This repository includes code and parameter specifications for the sequence to sequence models used for predicting ASR errors in the belowmentioned manuscripts. The repository is based on a fork of Fairseq(-py) where the existing Fairseq code is kept as is, and the author's implementations are in the belowmentioned new files:
- new file: fairseq/models/dual_seq2seq_architectures.py >> Implements the class for a dual encoder sequence to sequence model, and "registers" the hyperparameters for all the models described in the papers.
- new file: fairseq/models/fconv_dual.py >> Implements the class for a decoder that can attend to two encoders.
- new file: fairseq/data/dataset_dual.py >> Implements a dataset class that enables jointly processing an example in two different 'languages' (eg. words, phonemes, etc.) in sync for training or inference.
- new file: fairseq/tasks/translation_dual.py >> Specifies a translation "task" where there are two source languages and one main target language (along with possibly an auxiliary or 'extra' target language, tried in an ablation study).
- new file: fairseq/criterions/cross_entropy_dual.py >> Specifies a two target cross-entropy criterion for the abovementioned ablation study where an auxiliary decoder was employed.
- new file: fairseq/sequence_generator_dual.py >> Provides helpers for performing inference with a dual encoder seq2seq model.
@inproceedings{serai2020end,
title = {END TO END SPEECH RECOGNITION ERROR PREDICTION WITH SEQUENCE TO SEQUENCE LEARNING},
author = {Prashant Serai and Adam Stiff and Eric Fosler-Lussier},
booktitle = {ICASSP},
year = {2020},
organization={IEEE}
}
@article{serai2021hallucination,
title={Hallucination of speech recognition errors with sequence to sequence learning},
author={Serai, Prashant and Sunder, Vishal and Fosler-Lussier, Eric},
journal={arXiv preprint arXiv:2103.12258},
year={2021}
}
Fairseq(-py) is a sequence modeling toolkit that allows researchers and developers to train custom models for translation, summarization, language modeling and other text generation tasks.

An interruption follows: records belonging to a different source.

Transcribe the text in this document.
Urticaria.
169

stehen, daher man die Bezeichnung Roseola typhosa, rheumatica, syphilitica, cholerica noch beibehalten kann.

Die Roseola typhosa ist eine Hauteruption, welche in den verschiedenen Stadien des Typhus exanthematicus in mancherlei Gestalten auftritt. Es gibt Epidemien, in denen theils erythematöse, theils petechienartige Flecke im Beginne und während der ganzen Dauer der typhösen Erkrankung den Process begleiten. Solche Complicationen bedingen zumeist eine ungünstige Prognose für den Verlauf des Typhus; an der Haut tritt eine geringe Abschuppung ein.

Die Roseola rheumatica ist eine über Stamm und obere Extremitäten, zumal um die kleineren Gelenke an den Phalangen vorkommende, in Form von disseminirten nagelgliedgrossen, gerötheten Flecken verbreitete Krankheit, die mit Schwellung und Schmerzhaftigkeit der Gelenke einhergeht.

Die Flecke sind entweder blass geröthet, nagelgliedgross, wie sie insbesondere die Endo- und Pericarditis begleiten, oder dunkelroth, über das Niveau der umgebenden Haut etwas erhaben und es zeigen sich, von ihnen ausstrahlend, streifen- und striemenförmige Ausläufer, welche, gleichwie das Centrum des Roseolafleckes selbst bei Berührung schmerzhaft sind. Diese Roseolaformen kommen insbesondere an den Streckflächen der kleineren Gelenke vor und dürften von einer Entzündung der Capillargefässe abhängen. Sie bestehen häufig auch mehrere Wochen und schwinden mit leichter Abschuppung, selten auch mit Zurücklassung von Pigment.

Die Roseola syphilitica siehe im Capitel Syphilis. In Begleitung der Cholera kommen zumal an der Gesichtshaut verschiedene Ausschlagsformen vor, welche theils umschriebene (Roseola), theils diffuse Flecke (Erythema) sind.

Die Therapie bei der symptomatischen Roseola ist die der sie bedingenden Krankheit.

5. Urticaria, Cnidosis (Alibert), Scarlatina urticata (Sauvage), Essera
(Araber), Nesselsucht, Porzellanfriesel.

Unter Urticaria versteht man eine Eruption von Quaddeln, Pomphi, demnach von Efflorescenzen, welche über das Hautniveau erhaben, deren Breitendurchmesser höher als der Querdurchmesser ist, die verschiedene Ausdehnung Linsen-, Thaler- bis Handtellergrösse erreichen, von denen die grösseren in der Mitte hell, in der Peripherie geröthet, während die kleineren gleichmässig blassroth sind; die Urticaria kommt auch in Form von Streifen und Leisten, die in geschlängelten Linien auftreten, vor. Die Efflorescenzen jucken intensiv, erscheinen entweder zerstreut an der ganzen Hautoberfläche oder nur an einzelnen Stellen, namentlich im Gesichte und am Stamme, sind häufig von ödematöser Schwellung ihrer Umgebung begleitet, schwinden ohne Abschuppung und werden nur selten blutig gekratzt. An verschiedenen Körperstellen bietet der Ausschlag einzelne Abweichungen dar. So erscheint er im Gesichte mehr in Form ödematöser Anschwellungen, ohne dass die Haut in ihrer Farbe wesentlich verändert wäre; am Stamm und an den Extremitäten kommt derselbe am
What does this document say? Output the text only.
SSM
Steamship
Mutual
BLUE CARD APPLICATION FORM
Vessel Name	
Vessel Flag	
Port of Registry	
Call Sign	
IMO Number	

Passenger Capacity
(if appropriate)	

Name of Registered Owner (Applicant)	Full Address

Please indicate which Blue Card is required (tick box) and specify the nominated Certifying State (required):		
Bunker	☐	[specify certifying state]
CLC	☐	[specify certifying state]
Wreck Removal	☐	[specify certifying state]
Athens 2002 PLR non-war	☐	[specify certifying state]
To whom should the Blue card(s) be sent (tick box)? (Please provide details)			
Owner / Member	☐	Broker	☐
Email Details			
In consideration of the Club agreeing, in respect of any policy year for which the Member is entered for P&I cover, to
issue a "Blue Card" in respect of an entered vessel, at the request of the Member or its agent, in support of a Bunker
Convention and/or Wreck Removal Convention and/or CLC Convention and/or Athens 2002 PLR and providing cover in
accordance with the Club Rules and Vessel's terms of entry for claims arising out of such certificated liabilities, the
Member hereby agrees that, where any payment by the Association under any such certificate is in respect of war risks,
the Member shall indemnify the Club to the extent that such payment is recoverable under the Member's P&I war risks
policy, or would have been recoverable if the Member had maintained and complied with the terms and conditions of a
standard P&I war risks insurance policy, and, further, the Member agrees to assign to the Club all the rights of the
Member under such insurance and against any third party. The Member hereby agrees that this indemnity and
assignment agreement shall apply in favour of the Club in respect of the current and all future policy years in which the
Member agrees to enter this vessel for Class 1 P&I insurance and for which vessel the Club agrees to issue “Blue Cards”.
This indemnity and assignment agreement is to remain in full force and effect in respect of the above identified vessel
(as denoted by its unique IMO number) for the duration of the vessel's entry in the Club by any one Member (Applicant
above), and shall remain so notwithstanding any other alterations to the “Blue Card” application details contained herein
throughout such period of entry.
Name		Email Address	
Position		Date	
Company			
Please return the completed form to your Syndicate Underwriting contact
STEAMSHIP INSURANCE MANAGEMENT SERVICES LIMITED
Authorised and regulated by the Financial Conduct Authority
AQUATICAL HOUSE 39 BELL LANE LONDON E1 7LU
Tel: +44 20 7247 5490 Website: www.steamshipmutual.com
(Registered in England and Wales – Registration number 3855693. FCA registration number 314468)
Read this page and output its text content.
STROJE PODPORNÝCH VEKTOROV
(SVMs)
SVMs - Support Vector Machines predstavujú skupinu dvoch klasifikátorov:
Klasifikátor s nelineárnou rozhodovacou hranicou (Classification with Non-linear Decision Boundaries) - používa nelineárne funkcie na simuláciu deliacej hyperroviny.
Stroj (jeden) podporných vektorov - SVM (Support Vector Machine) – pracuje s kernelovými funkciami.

- PyTorch version >= 1.2.0
- Python version >= 3.6
- For training new models, you'll also need an NVIDIA GPU and NCCL
- For faster training install NVIDIA's apex library with the
--cuda_ext
and--deprecated_fused_adam
options
Fairseq: Installing from source
To install fairseq from source and develop locally:
git clone https://github.com/OSU-slatelab/asr-errors
cd asr-errors
pip install --editable .